Python search engine tool for detecting similar trademarks. Pipeline below for detecting trademark infringement for an institution like US Patent Office. The project was completed in a fast-paced enviornment in ~3 weeks time alongside attending demos and meetings.
-
backend : This contains the directories for storing pretrained models, data, and results. The backend source modules for the project in form of .py files are stored in the directory.
backend/models directory: This contains the pretrained models. The model needs to be downloaded from the url provided in the "Prerequisites" section.
backend/data directory: This contains several subdirectories for data storage. Raw_data subdirectory contains input raw logo images downloaded using the url provided in the "Download Raw data on local machine" section.
backend/data/tests contains test results to evaluate the performance of the search engine.
Rest of the data subdirectories will be filled automatically during the execution of the program as per the instructions in "Download Raw data on local machine", "Preprocess data", and "Training and feature extraction" sections.
Attribution:
https://live.ece.utexas.edu/publications/2011/am_asilomar_2011.pdf
https://github.com/ilmonteux/logohunter (Internet based labeled Logo images)
https://alexisbcook.github.io/2017/global-average-pooling-layers-for-object-localization/
-
static : This contains readme_images, semisuper, uploaded subdirectories.
static/readme_images subdirectory contains images for the README section. static/semisuper contains images that are used for inference. This subdirectory is filled automatically during the execution of the program. -
templates : Flask web page templates
-
online_search.py : This maps the web page requests to the backend modules
Clone repository and change the directory to the project directory
Create virtual environment in conda
repo_name=Gita_Insight_Project2019 # URL of your new repository
username=snygt2007 # Username for your personal github account
git clone https://github.com/snygt2007/Gita_Insight_Project2019.git
cd $Gita_Insight_Project2019
conda -V
conda search "^python$"
conda create -n yourvirtualenvname python=versionnumber anaconda
Proceed ([y]/n)? y
conda activate yourvirtualenvname
- The packages used to build the code is provided in Requirements.txt
- Please obtain permission from "Tüzkö A., Herrmann C., Manger D., Beyerer J.: “Open Set Logo Detection and Retrieval“, Proceedings of the 13th International Joint Conference on Computer Vision, Imaging and Computer Graphics Theory and Applications: VISAPP, 2018." for using the input logo images used in this program. Alternatively, you can execute the inference portions.
To install the package above, please run:
pip install -r requirements.txt
- A pretrained model is downloaded in backend/models folder by using following commands from the program directory:
cd backend
python download_models.py
Alternatively, it can be downloaded from https://tinyurl.com/y2ke7stl in backend/models folder
Execute command to goto the project directory
cd backend
python download_raw_data.py
python Create_resized_data.py
Below step is optional for inference but mandatory for training.
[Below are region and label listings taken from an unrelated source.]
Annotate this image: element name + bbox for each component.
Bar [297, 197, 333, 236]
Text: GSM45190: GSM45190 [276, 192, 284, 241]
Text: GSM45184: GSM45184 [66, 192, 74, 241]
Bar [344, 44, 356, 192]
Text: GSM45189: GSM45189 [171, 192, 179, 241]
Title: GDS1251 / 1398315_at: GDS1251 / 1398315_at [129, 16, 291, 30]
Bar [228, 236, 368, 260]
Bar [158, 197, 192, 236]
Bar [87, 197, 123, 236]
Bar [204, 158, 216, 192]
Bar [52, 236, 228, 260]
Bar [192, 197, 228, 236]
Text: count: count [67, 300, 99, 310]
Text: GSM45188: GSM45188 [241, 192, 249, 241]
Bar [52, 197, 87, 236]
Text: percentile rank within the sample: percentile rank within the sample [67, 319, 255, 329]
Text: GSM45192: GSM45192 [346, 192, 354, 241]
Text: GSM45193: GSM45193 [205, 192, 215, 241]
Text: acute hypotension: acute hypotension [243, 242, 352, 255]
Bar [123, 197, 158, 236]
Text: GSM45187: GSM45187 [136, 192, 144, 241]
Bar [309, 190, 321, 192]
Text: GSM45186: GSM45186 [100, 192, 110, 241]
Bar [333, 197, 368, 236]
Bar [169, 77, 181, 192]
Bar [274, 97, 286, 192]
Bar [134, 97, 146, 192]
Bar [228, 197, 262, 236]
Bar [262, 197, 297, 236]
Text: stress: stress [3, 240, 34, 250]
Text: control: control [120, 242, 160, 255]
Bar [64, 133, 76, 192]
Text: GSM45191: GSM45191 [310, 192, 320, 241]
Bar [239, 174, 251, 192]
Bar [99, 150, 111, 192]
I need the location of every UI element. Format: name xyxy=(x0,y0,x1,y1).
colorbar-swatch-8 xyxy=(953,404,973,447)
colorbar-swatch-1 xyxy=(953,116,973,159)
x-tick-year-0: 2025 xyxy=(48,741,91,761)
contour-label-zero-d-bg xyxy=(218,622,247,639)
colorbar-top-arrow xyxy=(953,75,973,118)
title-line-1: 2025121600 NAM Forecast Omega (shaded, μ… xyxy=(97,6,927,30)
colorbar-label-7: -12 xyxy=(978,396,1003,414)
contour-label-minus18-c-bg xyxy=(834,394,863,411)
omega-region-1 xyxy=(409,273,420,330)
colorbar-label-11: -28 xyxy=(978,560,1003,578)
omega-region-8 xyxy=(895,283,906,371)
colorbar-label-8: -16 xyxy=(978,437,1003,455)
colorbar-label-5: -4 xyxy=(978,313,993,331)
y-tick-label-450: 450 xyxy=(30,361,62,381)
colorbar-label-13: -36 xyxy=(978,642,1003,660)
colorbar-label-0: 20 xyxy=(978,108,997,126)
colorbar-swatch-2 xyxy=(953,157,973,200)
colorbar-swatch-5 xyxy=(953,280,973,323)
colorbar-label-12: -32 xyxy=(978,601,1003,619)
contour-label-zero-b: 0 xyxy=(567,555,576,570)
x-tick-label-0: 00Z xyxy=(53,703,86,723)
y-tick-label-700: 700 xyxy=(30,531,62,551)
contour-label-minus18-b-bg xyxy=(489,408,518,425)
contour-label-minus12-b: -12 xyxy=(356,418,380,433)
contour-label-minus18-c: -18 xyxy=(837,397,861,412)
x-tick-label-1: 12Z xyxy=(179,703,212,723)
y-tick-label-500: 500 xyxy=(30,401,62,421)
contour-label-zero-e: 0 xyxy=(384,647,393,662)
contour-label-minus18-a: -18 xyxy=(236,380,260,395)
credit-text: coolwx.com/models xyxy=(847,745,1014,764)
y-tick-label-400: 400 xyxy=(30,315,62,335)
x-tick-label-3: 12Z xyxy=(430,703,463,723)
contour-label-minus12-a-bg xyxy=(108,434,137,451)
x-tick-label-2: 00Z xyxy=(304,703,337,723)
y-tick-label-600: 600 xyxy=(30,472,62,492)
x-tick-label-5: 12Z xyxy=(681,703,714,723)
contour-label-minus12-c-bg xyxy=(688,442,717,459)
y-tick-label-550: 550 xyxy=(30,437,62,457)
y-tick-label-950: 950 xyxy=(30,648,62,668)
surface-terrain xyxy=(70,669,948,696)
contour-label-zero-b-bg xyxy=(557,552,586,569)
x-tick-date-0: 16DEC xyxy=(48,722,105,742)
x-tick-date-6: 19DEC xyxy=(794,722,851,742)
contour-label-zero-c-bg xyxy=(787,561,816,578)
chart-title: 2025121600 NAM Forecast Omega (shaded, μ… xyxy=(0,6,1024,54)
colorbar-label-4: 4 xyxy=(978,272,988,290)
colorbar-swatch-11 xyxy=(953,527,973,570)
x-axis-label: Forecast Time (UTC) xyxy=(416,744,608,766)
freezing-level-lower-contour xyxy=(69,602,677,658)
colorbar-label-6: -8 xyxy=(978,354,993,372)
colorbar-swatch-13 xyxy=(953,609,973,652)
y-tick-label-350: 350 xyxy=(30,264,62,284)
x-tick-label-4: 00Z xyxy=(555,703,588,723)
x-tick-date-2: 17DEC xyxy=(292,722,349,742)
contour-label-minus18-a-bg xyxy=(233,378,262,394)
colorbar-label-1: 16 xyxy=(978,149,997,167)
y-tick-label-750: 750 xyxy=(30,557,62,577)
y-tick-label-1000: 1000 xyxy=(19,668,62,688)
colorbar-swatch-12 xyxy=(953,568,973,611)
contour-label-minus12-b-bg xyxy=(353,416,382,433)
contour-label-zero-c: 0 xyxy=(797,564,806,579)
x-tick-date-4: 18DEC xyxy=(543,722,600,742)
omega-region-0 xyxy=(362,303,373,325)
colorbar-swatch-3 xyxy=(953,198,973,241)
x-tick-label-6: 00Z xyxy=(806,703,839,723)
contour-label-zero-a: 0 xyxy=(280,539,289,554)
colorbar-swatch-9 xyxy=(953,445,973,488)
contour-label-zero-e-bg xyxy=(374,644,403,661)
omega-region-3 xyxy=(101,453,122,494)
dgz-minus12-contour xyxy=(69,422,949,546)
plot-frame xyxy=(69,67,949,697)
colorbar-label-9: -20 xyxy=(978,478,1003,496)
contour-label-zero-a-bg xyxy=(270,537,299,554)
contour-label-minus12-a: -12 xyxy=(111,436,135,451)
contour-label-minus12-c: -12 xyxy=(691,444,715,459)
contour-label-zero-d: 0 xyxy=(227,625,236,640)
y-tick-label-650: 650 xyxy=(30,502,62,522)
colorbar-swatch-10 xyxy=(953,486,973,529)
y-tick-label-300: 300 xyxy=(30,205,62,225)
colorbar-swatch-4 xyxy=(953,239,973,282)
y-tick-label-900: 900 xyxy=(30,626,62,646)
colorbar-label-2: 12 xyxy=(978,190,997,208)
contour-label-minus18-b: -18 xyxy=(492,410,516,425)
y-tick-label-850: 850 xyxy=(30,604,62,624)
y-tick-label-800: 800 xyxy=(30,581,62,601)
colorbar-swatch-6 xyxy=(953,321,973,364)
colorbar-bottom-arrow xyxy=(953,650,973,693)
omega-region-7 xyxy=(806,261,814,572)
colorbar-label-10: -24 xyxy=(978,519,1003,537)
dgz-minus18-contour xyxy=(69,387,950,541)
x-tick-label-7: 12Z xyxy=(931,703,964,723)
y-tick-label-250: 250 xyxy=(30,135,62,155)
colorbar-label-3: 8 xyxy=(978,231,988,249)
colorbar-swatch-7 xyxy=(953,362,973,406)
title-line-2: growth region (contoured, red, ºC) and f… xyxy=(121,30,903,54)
python Create_supervised_Data.py
- A CNN based model is trained with transfer learning technique and the details of the configuration are in
Below step is optional for inference but mandatory for training.
python Image_supervised_model.py.
This is a mandatory step to test inference on large set of data.
- Features from the existing logo catalogs are extracted and stored using:
python Extract_semi_supervised_data.py
- Instructions for how to run all tests:
(This requires the model to be downloaded in the backend/models folder)
python online_search.py
start localhost:5000 in your local browser (google chrome)
Select a png image for search query. Alternatively, you can select an existing image from the static/semisuper to execute the search.
Troubleshooting- you may need to install the following before executing the online_search.py
pip install werkzeug==0.15.4
python online_search.py
The project can be extended in future by creating fake logo images using Generative Adversarial Networks (GAN).